As housing shortages become more prevalent, cities and towns explore creative ways to address the situation. Some cities are doing this is by changing zoning laws in what is commonly known as upzoning or mixed zoning.
The move to single-home-only zoning really boomed after WWII. An essay written by William A. Fischel of Dartmouth College’s Department of Economics, “An Economic History of Zoning and a Cure for its Exclusionary Effects,” mentioned increased public transportation and expanded interstate as one reason homeowners became adamant and vocal about protecting home property values. In some areas, exclusive single-family-home zoning was used as a means of redlining and segregation.
Prior to WWII, it was common in urban areas to see apartment buildings on the same street as single-family homes with a mom-and-pop grocery store, candy store or dry cleaner on the corner.
As Morgan Tracy, project manager for Portland, Ore.’s, Bureau of Planning and Sustainability, said when he worked in the suburbs of Portland not long ago, a mixed-use concept like that “would’ve been mind blowing.”
Now, with available development land shrinking, Portland; Minneapolis, Minn.,; and other municipalities across the U.S. are taking action by changing zoning laws to address the problem.
The World Bank Group defines upzoning as a change to the zoning to allow higher value — from industrial to residential, for example — or more density by increasing floor area ratio or adding more units. Upzoning could be used as a kind of financial tool for urban regeneration as was done in Washington, D.C.

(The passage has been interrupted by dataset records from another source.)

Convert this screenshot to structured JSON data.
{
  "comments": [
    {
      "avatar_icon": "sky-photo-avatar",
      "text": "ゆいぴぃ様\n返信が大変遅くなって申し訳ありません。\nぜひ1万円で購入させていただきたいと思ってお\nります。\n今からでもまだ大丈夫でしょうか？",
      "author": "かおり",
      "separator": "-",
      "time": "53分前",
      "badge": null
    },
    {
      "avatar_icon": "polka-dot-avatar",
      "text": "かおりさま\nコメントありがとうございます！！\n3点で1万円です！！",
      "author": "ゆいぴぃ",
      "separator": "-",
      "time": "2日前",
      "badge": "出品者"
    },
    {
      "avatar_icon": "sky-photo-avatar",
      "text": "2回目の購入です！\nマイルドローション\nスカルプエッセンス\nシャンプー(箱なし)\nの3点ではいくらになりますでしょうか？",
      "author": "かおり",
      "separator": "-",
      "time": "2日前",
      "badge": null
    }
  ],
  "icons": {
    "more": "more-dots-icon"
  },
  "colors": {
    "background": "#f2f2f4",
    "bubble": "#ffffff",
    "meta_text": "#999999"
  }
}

The city upzoned land adjacent to Union Station, “the city’s major multimodal transit hub,” and created a new 358-acre mixed-use neighborhood called NoMa, named for its location north of Massachusetts Avenue. According to World Bank Group, the city didn’t have to invest in infrastructure because it incentivized landowners and developers to make upgrades to the neighborhoods. The development started around 2008, and by 2012, NoMa was contributing $49 million more in property taxes annually.